Fed's Bullard: high inflation 'straining' credibility

All told, today marked another strong session for precious metals despite rising Treasury yields & a strengthening $.  Gold futures, meanwhile, increased pennies to finish the session at $1843.  All 3 major US stock indices were down in the PM, while an aggressive selloff across Treasuries pushed yields on 2-7-year maturities up by 11 to 14 basis points each.

Platinum leads precious metals higher as stocks, bonds tumble

Oil futures ended higher as Shanghai eased its COVID-19 lockdown, signaling increased demand for crude.  Traders were also preparing for meeting tomorrow of OPEC+, after a report that the group was considering exempting Russia from its production targets.  West Texas Intermediate crude for Jul rose 59¢ (0.5%) to close at $115.26 a barrel.  Aug Brent crude, the global benchmark, gained 69¢ (0.6%) to settle at $116.29 a barrel.  Shanghai moved to restore full bus & subway service today, as well as basic rail connections with the rest of China.  Still, more than ½ a M people in the city of 25M are still under lockdown or in designated control zones because virus cases are still being detected.  China's zero-COVID policy has resulted in mass lockdowns, with the shutdown of Shanghai, its largest city & a key commercial hub, credited with keeping a lid on crude prices that remain above $100 a barrel in the wake of Russia's invasion of Ukraine in late Feb.  The EU this week agreed on a plan that imposes a partial embargo on imports of Russian crude.  But oil futures lost steam late yesterday after a report that some OPEC members were considering exempting Russia from the OPEC+ oil-production agreement as sanctions & the EU's partial import ban undercut the country's ability to meet its targets.  If agreed, that would clear the way for other producers, including Saudi Arabia & UAE, to pump more crude to make up or Russia's shortfall.

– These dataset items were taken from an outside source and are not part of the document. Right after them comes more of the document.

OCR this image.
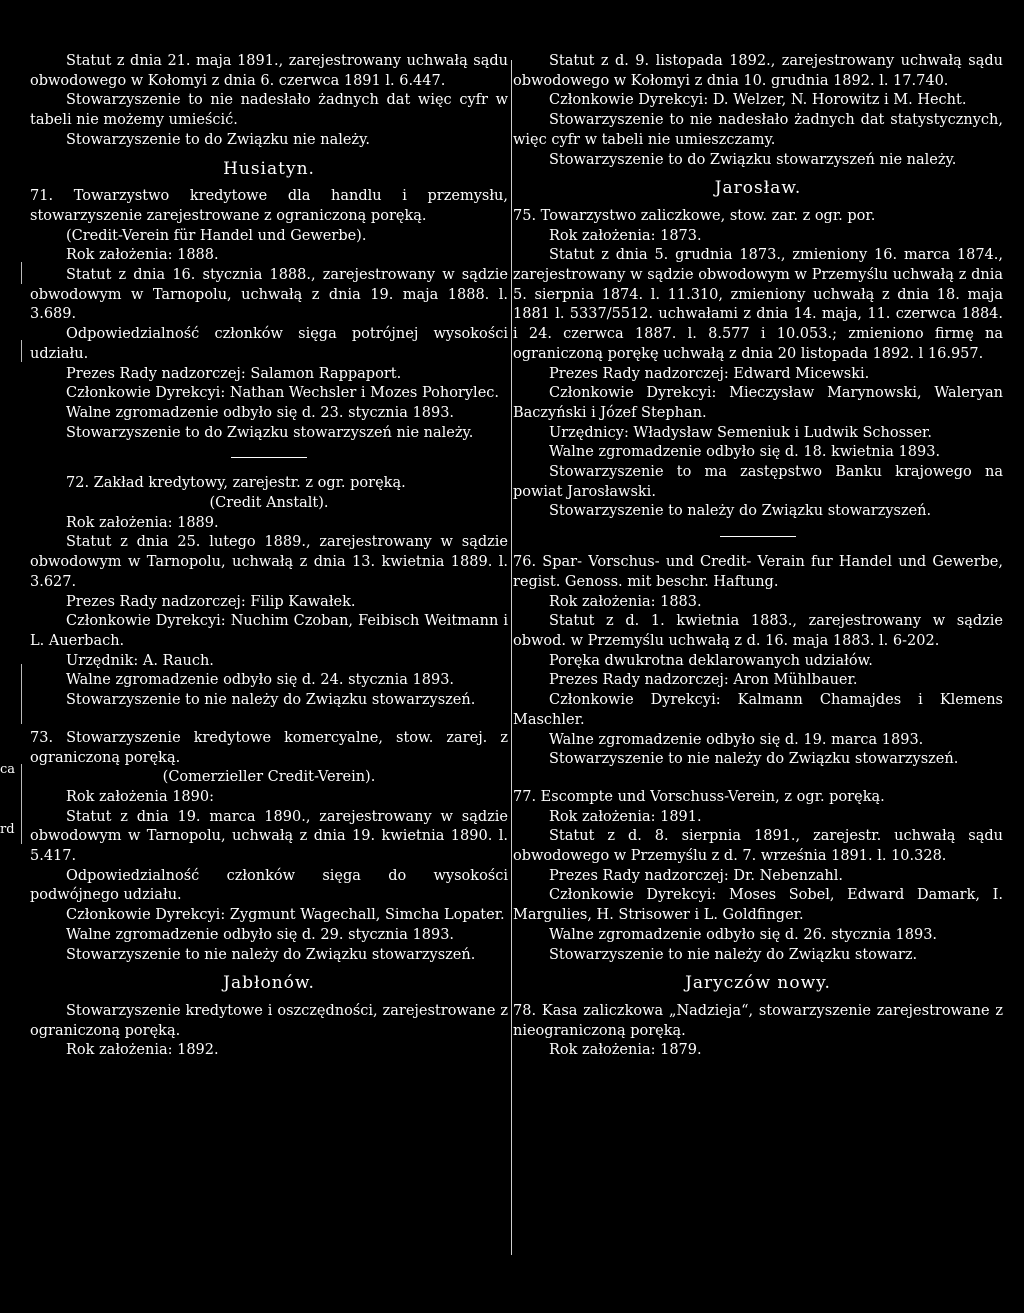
ca
rd

Statut z dnia 21. maja 1891., zarejestrowany uchwałą sądu obwodowego w Kołomyi z dnia 6. czerwca 1891 l. 6.447.

Stowarzyszenie to nie nadesłało żadnych dat więc cyfr w tabeli nie możemy umieścić.

Stowarzyszenie to do Związku nie należy.

Husiatyn.

71. Towarzystwo kredytowe dla handlu i przemysłu, stowarzyszenie zarejestrowane z ograniczoną poręką.

(Credit-Verein für Handel und Gewerbe).

Rok założenia: 1888.

Statut z dnia 16. stycznia 1888., zarejestrowany w sądzie obwodowym w Tarnopolu, uchwałą z dnia 19. maja 1888. l. 3.689.

Odpowiedzialność członków sięga potrójnej wysokości udziału.

Prezes Rady nadzorczej: Salamon Rappaport.

Członkowie Dyrekcyi: Nathan Wechsler i Mozes Pohorylec.

Walne zgromadzenie odbyło się d. 23. stycznia 1893.

Stowarzyszenie to do Związku stowarzyszeń nie należy.

72. Zakład kredytowy, zarejestr. z ogr. poręką.

(Credit Anstalt).

Rok założenia: 1889.

Statut z dnia 25. lutego 1889., zarejestrowany w sądzie obwodowym w Tarnopolu, uchwałą z dnia 13. kwietnia 1889. l. 3.627.

Prezes Rady nadzorczej: Filip Kawałek.

Członkowie Dyrekcyi: Nuchim Czoban, Feibisch Weitmann i L. Auerbach.

Urzędnik: A. Rauch.

Walne zgromadzenie odbyło się d. 24. stycznia 1893.

Stowarzyszenie to nie należy do Związku stowarzyszeń.

73. Stowarzyszenie kredytowe komercyalne, stow. zarej. z ograniczoną poręką.

(Comerzieller Credit-Verein).

Rok założenia 1890:

Statut z dnia 19. marca 1890., zarejestrowany w sądzie obwodowym w Tarnopolu, uchwałą z dnia 19. kwietnia 1890. l. 5.417.

Odpowiedzialność członków sięga do wysokości podwójnego udziału.

Członkowie Dyrekcyi: Zygmunt Wagechall, Simcha Lopater.

Walne zgromadzenie odbyło się d. 29. stycznia 1893.

Stowarzyszenie to nie należy do Związku stowarzyszeń.

Jabłonów.

Stowarzyszenie kredytowe i oszczędności, zarejestrowane z ograniczoną poręką.

Rok założenia: 1892.

Statut z d. 9. listopada 1892., zarejestrowany uchwałą sądu obwodowego w Kołomyi z dnia 10. grudnia 1892. l. 17.740.

Członkowie Dyrekcyi: D. Welzer, N. Horowitz i M. Hecht.

Stowarzyszenie to nie nadesłało żadnych dat statystycznych, więc cyfr w tabeli nie umieszczamy.

Stowarzyszenie to do Związku stowarzyszeń nie należy.

Jarosław.

75. Towarzystwo zaliczkowe, stow. zar. z ogr. por.

Rok założenia: 1873.

Statut z dnia 5. grudnia 1873., zmieniony 16. marca 1874., zarejestrowany w sądzie obwodowym w Przemyślu uchwałą z dnia 5. sierpnia 1874. l. 11.310, zmieniony uchwałą z dnia 18. maja 1881 l. 5337/5512. uchwałami z dnia 14. maja, 11. czerwca 1884. i 24. czerwca 1887. l. 8.577 i 10.053.; zmieniono firmę na ograniczoną porękę uchwałą z dnia 20 listopada 1892. l 16.957.

Prezes Rady nadzorczej: Edward Micewski.

Członkowie Dyrekcyi: Mieczysław Marynowski, Waleryan Baczyński i Józef Stephan.

Urzędnicy: Władysław Semeniuk i Ludwik Schosser.

Walne zgromadzenie odbyło się d. 18. kwietnia 1893.

Stowarzyszenie to ma zastępstwo Banku krajowego na powiat Jarosławski.

Stowarzyszenie to należy do Związku stowarzyszeń.

76. Spar- Vorschus- und Credit- Verain fur Handel und Gewerbe, regist. Genoss. mit beschr. Haftung.

Rok założenia: 1883.

Statut z d. 1. kwietnia 1883., zarejestrowany w sądzie obwod. w Przemyślu uchwałą z d. 16. maja 1883. l. 6-202.

Poręka dwukrotna deklarowanych udziałów.

Prezes Rady nadzorczej: Aron Mühlbauer.

Członkowie Dyrekcyi: Kalmann Chamajdes i Klemens Maschler.

Walne zgromadzenie odbyło się d. 19. marca 1893.

Stowarzyszenie to nie należy do Związku stowarzyszeń.

77. Escompte und Vorschuss-Verein, z ogr. poręką.

Rok założenia: 1891.

Statut z d. 8. sierpnia 1891., zarejestr. uchwałą sądu obwodowego w Przemyślu z d. 7. września 1891. l. 10.328.

Prezes Rady nadzorczej: Dr. Nebenzahl.

Członkowie Dyrekcyi: Moses Sobel, Edward Damark, I. Margulies, H. Strisower i L. Goldfinger.

Walne zgromadzenie odbyło się d. 26. stycznia 1893.

Stowarzyszenie to nie należy do Związku stowarz.

Jaryczów nowy.

78. Kasa zaliczkowa „Nadzieja“, stowarzyszenie zarejestrowane z nieograniczoną poręką.

Rok założenia: 1879.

Oil ends higher as Shanghai eases COVID-19 lockdown

Investors are weighing comments (above).  When the Fed sells bonds from its portfolio, that is bearish for bond prices which drives rates higher.  That influence has been absent for several years.  Today there was heavy selling in Treasuries, raising yields sharply.  In addition, more rate hikes from the Fed are coming in the coming months.  While Treasury yields are not high by historical standards, they are new to many investors who have depended on low interest rates.  The REIT index above has been weak for the last 6 weeks on worries about rising interest rates.  Higher interest rates will pinch the economy.